Hastanın bu dönemde mesleğini ekonomik ve sosyal güvence için sürdürdüğünü ancak zevk almadığını, böyle bir durumda iş yaşamının kişi için bir doyum ve kendini gerçekleştirme alanı olmaktan uzak bir yer haline geldiğini anlatan Kaya, hastanın sıkıntı ve mutsuzluk veren bir ortamda bulunduğunu söyledi.

Stresli iş tüketiyor

Özelikle acil servislerin çalışma koşulları gereği sıklıkla fiziksel dikkat gerektiren, çalışanlar için sürekli merhamet, sempati ve acıma için ağır yük oluşturan yerler olduğuna dikkati çeken Kaya, bu ortamda çalışmanın yarattığı stresin kişiyi duygusal açıdan güçsüzleştirdiğini ve tükettiğini aktardı.
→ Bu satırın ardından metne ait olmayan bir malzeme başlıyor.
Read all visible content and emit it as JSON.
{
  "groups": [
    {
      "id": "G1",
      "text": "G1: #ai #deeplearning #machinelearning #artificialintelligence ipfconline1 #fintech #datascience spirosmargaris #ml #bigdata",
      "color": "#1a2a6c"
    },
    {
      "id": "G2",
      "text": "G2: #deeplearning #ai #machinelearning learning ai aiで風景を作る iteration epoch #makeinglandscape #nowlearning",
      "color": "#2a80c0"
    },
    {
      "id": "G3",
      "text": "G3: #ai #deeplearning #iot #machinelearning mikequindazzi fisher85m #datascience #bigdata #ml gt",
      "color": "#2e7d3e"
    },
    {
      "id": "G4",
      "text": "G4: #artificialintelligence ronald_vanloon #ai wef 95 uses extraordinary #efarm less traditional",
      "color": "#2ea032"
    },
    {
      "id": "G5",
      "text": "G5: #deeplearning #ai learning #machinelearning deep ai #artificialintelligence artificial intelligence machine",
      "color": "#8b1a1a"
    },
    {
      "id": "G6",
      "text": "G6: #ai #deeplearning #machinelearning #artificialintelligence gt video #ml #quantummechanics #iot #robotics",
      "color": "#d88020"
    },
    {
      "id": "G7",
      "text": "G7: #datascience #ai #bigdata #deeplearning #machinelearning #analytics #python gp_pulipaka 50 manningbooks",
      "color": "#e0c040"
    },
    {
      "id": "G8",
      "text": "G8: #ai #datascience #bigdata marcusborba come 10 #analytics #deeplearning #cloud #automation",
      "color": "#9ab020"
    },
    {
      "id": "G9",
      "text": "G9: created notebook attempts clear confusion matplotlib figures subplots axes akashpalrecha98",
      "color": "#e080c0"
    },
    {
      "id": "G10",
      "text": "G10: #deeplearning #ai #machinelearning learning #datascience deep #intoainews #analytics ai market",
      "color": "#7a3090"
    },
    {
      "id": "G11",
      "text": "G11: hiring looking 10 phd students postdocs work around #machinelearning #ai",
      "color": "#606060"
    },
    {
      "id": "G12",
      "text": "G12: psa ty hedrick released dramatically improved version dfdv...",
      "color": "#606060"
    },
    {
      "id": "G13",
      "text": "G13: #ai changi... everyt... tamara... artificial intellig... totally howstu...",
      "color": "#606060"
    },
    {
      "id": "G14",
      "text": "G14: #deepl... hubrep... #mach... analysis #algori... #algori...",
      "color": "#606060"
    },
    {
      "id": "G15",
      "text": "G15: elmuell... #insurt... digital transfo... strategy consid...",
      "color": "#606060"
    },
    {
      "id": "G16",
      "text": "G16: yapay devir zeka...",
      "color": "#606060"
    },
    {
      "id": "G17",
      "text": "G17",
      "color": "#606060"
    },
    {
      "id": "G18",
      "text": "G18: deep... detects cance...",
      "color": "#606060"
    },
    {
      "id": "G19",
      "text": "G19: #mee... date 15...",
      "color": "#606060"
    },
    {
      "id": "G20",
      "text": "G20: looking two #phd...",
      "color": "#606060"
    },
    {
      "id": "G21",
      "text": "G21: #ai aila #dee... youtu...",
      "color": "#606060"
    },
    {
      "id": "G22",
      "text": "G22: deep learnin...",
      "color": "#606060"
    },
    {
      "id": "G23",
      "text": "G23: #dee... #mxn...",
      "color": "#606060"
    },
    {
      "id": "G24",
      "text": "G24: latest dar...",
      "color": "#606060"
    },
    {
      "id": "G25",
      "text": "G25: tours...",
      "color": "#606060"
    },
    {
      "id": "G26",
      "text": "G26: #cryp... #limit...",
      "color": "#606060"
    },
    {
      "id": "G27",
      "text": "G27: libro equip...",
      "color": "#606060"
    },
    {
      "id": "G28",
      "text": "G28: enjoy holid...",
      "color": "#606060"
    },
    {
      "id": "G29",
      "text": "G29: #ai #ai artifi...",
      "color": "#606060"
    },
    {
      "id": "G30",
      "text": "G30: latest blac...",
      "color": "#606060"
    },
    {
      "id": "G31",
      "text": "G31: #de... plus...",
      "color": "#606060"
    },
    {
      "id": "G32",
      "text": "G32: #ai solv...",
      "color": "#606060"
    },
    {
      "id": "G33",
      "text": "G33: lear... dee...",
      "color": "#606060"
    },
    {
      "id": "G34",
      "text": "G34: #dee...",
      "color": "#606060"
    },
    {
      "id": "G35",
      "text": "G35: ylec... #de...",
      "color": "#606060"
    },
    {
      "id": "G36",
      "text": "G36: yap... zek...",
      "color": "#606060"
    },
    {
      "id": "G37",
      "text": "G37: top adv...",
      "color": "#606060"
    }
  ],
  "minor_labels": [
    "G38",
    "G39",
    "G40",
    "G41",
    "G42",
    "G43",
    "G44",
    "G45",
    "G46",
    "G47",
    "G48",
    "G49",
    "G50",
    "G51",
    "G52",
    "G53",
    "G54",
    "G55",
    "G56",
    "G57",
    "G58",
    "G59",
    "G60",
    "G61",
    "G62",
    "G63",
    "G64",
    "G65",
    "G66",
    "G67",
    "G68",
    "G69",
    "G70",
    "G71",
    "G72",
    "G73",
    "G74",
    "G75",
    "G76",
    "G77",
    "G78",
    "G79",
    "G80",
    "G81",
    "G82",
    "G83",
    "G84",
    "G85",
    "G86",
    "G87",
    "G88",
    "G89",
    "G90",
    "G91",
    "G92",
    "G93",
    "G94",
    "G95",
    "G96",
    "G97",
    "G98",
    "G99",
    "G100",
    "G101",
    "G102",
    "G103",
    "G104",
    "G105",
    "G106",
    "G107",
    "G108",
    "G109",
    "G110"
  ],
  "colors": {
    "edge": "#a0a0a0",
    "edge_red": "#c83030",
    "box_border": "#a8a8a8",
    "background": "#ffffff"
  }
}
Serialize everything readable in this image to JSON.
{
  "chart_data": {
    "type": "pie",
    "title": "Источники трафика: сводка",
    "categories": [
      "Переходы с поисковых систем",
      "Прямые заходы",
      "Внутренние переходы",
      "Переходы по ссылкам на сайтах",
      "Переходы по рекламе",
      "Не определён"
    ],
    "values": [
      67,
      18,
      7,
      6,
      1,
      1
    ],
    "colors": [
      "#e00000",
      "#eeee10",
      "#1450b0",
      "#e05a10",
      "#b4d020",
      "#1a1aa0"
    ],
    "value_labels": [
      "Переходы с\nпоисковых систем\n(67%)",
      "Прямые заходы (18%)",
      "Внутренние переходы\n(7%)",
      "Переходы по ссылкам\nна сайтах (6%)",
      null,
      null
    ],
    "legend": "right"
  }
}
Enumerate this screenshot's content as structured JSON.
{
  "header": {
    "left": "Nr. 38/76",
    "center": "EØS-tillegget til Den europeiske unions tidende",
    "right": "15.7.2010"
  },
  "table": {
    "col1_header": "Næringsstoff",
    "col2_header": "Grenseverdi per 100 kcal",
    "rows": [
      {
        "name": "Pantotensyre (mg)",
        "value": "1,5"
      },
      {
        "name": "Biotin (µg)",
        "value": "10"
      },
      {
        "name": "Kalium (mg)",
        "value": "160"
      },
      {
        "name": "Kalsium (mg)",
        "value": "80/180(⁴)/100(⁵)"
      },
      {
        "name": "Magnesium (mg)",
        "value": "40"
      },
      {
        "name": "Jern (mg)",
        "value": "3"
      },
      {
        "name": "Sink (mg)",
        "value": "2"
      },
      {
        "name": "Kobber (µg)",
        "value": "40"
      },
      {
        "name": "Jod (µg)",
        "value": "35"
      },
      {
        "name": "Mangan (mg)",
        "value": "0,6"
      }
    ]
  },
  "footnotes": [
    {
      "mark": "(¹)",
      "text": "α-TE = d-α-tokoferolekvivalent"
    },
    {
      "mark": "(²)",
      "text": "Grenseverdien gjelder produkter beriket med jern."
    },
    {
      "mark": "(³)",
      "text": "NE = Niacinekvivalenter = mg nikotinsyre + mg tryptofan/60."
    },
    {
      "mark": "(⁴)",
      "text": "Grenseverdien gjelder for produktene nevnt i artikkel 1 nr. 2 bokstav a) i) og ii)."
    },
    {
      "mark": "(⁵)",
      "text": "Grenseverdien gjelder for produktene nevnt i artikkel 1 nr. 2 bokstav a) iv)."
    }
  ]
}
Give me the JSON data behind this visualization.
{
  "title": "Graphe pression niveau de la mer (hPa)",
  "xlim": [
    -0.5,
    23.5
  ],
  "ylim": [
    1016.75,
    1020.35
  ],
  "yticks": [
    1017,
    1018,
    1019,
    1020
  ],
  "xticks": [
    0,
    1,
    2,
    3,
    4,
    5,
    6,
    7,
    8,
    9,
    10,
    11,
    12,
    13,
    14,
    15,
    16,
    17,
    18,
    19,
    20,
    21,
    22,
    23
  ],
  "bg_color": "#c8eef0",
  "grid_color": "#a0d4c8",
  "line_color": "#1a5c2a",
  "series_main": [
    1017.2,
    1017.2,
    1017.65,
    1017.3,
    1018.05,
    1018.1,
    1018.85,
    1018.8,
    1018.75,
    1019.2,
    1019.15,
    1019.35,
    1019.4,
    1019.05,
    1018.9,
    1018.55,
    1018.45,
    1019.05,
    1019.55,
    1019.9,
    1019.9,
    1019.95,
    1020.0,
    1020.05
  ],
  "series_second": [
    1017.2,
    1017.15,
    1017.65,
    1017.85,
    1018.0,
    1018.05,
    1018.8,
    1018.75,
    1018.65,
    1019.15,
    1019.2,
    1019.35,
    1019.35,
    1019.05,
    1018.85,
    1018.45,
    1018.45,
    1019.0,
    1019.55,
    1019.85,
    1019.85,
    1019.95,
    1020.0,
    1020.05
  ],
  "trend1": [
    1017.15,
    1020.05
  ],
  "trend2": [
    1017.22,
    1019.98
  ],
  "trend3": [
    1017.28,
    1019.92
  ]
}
Doç. Dr. Burhanettin Kaya, destek sistemlerinin olmamasının da tükenmişliği artırdığını, işe devamlılığın ve üretkenliğin azalmasına yol açtığını ifade ederek, “Tükenmişlik ‘bulaşıcı’ bir durumdur. Tükenmiş bireylerin bulunduğu ortamlarda bu süreç diğer bireyleri de etkileyebilmekte ve onların da tükenmişlik yaşamalarını kolaylaştırmaktadır” diye konuştu.